While the federal Immigration Reform and Control Act of 1986 forbids states from imposing sanctions for hiring illegal immigrants, the law exempts “licensing and similar laws.” The Court found this exemption allowed for state law like the one in Arizona. The most important passage for the upcoming case can be found in Part II-B where four justices stated:
The Arizona licensing law is not impliedly preempted by federal law. At its broadest, the Chamber’s argument is that Congress intended the federal system to be exclusive. But Arizona’s procedures simply implement the sanctions that Congress expressly allowed theStates to pursue through licensing laws. Given that Congress specifically preserved such authority for the States, it stands to reasonthat Congress did not intend to prevent the States from using appropriate tools to exercise that authority.
Justice Anthony Kennedy notably remains silent, but supports the majority. He is likely to be effectively a court of one if the other Arizona law reaches the Court.
While Kagan recused herself from the case (due to prior involvement as Solicitor General), the assumption is that she would have joined Justices Stephen Breyer, Ruth Bader Ginsburg and Sonia Sotomayor in dissent. Indeed, one of the most telling aspects of the decision for the upcoming appeal of Arizona’s S.B. 170 is that, while it may not give a full measure of the position of the right of the Court, it probably offers a better glimpse into the left of the Court. If these justices considered the preemption question so clear on licensing, it would seem highly likely that they would be even more confident of preemption in the approaching appeal.

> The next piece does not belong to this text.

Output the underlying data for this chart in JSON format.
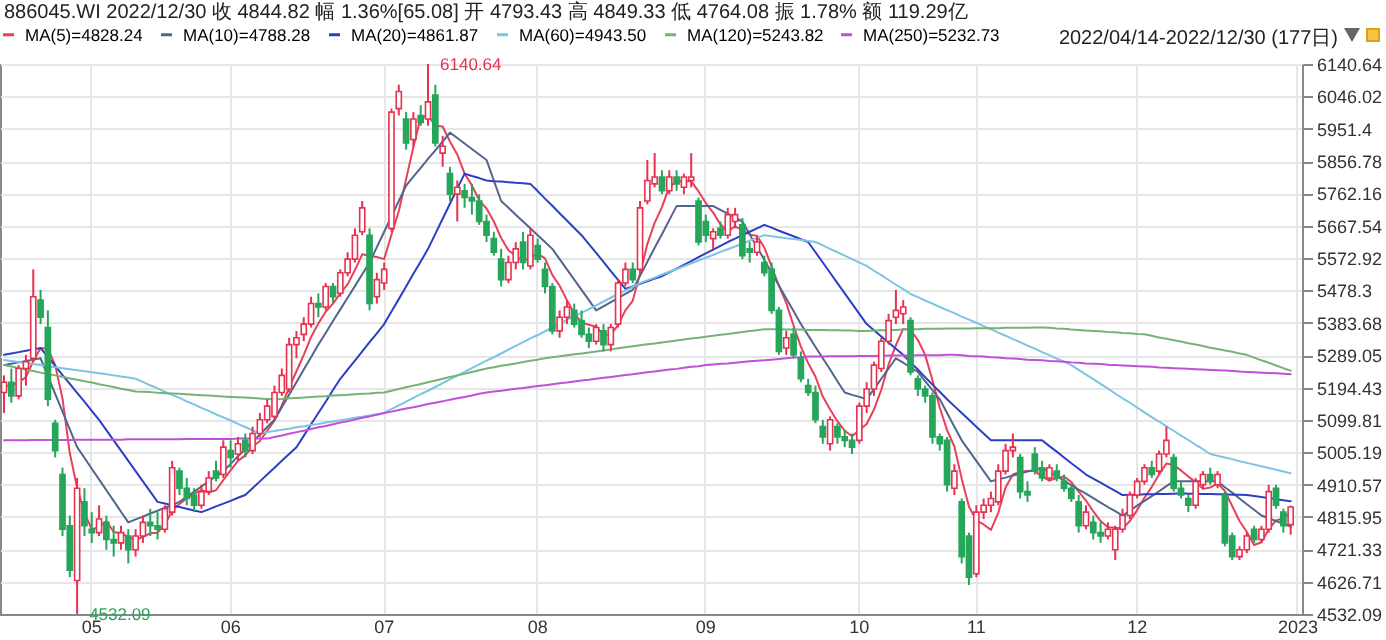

Justice Stephen Breyer makes an argument that could be easily lifted and put into a review of the most recent Arizona law:
First, the state statute seriously threatens the federal Act’s anti discriminatory objectives by radically skewing the relevant penalties . . . Second, Arizona’s law subjects lawful employers to increased burdens and risks of erroneous prosecution. . . And that is my basic point. Either directly or through the uncertainty that it creates, the Arizona statute will impose additional burdens upon lawful employers and consequently lead those employers to erect ever stronger safeguards against the hiring of unauthorized aliens—without counterbalancing protection against unlawful discrimination. And by defining “licensing” so broadly, by bringing nearly all businesses within its scope, Arizona’s statute creates these effects statewide.
At a minimum, the decision this week will encourage continued state experimentation with immigration laws — and prime the keg for the issue in the upcoming presidential election. However, it is clear that we have four justices who would be hostile to the claims under the recent Arizona law.
It is not clear how this opinion will affect Hazleton v. Lozano, et al. (10-772), which has been held by the Court since March 18th. That case involves local city ordinances regulating both employment and access to housing for unlawful aliens living in the city.